When we started Event Data the volumes of data were much smaller and our infrastructure coped well, but as we’ve said here before, it’s in need of an overhaul. In fact, our recent experience and some other considerations are making us look at some very fundamental changes in how we record events.
We are therefore working on a new data model that will allow events to be stored alongside the rest of our metadata. This work is still in the early stages, but if we are successful it will mean that we won’t need to move data between databases. It will also make it easier to provide access to all of our reference metadata along with other relationships that we’re not currently able to provide, and give us the capacity to add new data sources.
[EDIT 6th June 2022 - all references are now open by default with the March 2022 board vote to remove any restrictions on reference distribution].

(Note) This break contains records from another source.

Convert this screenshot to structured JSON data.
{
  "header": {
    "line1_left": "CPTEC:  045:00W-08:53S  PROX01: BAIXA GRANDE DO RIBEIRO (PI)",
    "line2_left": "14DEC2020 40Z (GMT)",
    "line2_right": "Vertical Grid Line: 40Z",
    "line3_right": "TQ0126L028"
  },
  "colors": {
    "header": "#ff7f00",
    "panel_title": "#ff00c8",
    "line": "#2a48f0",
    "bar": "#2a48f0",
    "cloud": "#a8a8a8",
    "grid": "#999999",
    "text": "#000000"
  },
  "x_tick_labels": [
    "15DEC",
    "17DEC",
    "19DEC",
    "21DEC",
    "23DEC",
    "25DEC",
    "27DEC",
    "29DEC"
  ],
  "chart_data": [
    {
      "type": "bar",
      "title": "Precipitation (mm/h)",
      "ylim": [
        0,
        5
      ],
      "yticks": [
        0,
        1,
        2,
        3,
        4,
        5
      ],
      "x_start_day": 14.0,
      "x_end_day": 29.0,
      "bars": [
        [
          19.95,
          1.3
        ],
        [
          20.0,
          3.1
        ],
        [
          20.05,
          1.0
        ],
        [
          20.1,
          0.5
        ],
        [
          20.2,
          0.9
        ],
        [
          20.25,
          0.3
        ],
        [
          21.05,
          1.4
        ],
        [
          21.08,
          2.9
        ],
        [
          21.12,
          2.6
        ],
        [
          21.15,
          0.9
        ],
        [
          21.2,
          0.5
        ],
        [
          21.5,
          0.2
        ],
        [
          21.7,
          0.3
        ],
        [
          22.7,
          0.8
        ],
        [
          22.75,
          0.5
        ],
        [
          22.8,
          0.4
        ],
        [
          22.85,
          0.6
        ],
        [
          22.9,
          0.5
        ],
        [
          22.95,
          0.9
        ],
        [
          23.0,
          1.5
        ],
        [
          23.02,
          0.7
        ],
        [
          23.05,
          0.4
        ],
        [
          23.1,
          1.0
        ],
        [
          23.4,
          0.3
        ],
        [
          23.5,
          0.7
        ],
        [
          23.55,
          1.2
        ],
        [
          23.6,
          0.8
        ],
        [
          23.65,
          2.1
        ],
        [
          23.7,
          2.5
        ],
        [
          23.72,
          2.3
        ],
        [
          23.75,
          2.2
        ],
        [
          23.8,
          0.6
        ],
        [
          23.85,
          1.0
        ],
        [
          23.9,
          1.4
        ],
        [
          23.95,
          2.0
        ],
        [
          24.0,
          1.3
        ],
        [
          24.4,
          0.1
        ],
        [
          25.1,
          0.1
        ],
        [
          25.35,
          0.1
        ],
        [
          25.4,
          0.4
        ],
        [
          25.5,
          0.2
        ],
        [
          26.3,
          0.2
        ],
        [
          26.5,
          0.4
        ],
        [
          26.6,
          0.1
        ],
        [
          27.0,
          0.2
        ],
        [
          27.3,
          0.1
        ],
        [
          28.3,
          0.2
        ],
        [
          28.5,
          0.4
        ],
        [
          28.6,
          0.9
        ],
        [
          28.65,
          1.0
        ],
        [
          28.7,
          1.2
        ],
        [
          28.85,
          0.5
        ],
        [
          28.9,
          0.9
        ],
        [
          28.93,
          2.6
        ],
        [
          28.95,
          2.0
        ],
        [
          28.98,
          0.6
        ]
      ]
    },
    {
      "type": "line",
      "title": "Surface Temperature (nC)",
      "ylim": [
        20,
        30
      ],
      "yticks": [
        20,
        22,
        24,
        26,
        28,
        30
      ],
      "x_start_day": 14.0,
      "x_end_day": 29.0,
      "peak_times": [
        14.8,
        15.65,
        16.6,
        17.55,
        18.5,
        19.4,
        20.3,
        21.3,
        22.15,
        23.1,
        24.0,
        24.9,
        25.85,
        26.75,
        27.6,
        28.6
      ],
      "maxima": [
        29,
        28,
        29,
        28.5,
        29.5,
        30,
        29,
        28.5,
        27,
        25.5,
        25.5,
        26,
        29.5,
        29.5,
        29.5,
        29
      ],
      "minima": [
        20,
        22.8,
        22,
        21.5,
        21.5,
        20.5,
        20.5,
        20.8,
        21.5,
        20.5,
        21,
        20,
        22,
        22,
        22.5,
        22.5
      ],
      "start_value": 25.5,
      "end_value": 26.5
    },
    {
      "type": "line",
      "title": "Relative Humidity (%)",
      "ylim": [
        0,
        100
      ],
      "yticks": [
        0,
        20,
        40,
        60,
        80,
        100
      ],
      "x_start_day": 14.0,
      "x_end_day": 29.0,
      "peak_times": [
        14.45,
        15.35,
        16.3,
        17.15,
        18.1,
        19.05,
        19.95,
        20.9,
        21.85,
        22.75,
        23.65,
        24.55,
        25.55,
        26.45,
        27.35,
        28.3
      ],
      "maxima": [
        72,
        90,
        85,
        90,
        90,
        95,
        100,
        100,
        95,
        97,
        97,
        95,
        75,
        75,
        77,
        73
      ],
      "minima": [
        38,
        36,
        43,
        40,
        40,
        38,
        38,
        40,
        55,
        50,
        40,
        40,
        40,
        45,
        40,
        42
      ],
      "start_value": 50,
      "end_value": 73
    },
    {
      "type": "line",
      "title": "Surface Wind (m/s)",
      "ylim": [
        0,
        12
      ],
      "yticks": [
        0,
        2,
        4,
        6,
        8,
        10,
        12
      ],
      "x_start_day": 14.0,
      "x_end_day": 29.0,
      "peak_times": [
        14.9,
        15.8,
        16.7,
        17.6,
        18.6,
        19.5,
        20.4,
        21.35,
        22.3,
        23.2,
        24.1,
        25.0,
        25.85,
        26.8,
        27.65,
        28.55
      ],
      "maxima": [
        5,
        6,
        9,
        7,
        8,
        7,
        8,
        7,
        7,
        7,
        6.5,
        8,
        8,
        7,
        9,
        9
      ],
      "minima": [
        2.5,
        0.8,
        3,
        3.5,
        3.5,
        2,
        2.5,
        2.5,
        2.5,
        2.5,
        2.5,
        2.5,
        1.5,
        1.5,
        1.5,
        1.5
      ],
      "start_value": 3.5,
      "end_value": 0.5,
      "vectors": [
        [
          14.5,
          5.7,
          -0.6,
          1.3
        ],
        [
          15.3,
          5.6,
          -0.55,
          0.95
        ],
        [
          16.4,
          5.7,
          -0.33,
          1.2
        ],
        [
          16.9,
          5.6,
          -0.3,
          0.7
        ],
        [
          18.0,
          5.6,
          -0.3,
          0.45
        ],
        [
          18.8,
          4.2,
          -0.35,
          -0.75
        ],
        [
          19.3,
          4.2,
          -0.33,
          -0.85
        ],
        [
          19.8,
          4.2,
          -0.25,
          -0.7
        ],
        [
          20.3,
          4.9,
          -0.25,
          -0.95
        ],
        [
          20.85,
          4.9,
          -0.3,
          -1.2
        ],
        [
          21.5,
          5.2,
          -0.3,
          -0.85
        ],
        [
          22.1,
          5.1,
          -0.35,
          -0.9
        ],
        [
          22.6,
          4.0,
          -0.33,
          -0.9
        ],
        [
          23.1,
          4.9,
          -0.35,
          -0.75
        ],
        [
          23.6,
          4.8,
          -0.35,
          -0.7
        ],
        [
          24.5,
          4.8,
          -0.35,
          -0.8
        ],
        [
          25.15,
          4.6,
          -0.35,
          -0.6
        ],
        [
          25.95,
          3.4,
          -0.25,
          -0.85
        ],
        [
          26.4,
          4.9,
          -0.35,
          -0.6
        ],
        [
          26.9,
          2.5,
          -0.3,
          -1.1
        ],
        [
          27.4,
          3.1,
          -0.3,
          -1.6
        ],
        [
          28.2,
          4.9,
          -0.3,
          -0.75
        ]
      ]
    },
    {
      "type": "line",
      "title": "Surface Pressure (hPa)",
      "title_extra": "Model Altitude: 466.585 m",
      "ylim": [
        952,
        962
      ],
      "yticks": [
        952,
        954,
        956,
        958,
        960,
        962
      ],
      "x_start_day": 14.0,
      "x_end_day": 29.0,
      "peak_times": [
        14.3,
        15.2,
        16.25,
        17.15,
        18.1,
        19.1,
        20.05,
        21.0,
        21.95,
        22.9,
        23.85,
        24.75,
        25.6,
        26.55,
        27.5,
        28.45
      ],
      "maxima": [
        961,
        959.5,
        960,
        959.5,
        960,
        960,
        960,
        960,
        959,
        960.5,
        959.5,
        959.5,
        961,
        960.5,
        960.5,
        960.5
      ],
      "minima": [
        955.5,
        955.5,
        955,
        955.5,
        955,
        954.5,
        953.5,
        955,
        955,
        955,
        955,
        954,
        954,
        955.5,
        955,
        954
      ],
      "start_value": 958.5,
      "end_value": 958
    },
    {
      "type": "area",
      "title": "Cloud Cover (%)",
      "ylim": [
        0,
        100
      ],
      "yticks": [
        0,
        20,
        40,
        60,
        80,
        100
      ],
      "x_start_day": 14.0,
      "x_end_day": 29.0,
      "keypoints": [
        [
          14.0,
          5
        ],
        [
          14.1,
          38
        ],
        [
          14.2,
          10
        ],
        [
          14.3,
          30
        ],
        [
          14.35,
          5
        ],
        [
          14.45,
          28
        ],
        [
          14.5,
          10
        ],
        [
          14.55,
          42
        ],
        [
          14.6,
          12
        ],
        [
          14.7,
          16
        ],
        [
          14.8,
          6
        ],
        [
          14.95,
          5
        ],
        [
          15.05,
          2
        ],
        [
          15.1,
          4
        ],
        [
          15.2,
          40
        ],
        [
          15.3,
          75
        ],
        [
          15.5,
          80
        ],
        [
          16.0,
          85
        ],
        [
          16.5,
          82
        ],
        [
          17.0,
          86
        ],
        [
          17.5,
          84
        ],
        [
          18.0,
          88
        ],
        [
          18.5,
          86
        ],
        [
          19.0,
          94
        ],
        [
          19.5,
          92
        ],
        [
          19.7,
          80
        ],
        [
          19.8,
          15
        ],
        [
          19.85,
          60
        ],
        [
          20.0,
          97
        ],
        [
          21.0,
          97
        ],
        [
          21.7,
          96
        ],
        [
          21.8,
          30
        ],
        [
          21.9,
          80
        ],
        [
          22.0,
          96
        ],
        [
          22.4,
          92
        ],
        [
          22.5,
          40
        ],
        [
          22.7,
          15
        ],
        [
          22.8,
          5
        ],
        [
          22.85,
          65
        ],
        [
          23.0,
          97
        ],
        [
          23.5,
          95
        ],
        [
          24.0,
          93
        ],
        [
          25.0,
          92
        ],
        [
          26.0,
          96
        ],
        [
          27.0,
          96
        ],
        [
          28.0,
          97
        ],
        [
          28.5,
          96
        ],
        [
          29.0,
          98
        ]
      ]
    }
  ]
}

It is worth noting that only open references will be available via Event Data. This covers 88% of works with references at present. Members have the option to deposit references with limited visibility, meaning only Metadata Plus users can access them; or closed visibility, meaning that only the member who owns the cited work can retrieve the citation, via Cited-by.
We encourage our members to make their references open and deposit them as metadata. It makes them usable downstream by thousands of tools that researchers use. Including open references also improves the quality of metadata, and there are reciprocal benefits for the large number of members who openly share their reference data: they contribute to a large, openly available pool of data with many applications that advance research, and drives usage of the content published by our members.
If you are a Crossref member and unsure whether your reference metadata is open or not, check your participation report. This will tell you the percentage of your records with deposited references, and the percentage of those that are open. You can change the reference visibility preference for each DOI prefix that you own by contacting our support team. For guidance on how to deposit references, see our user documentation.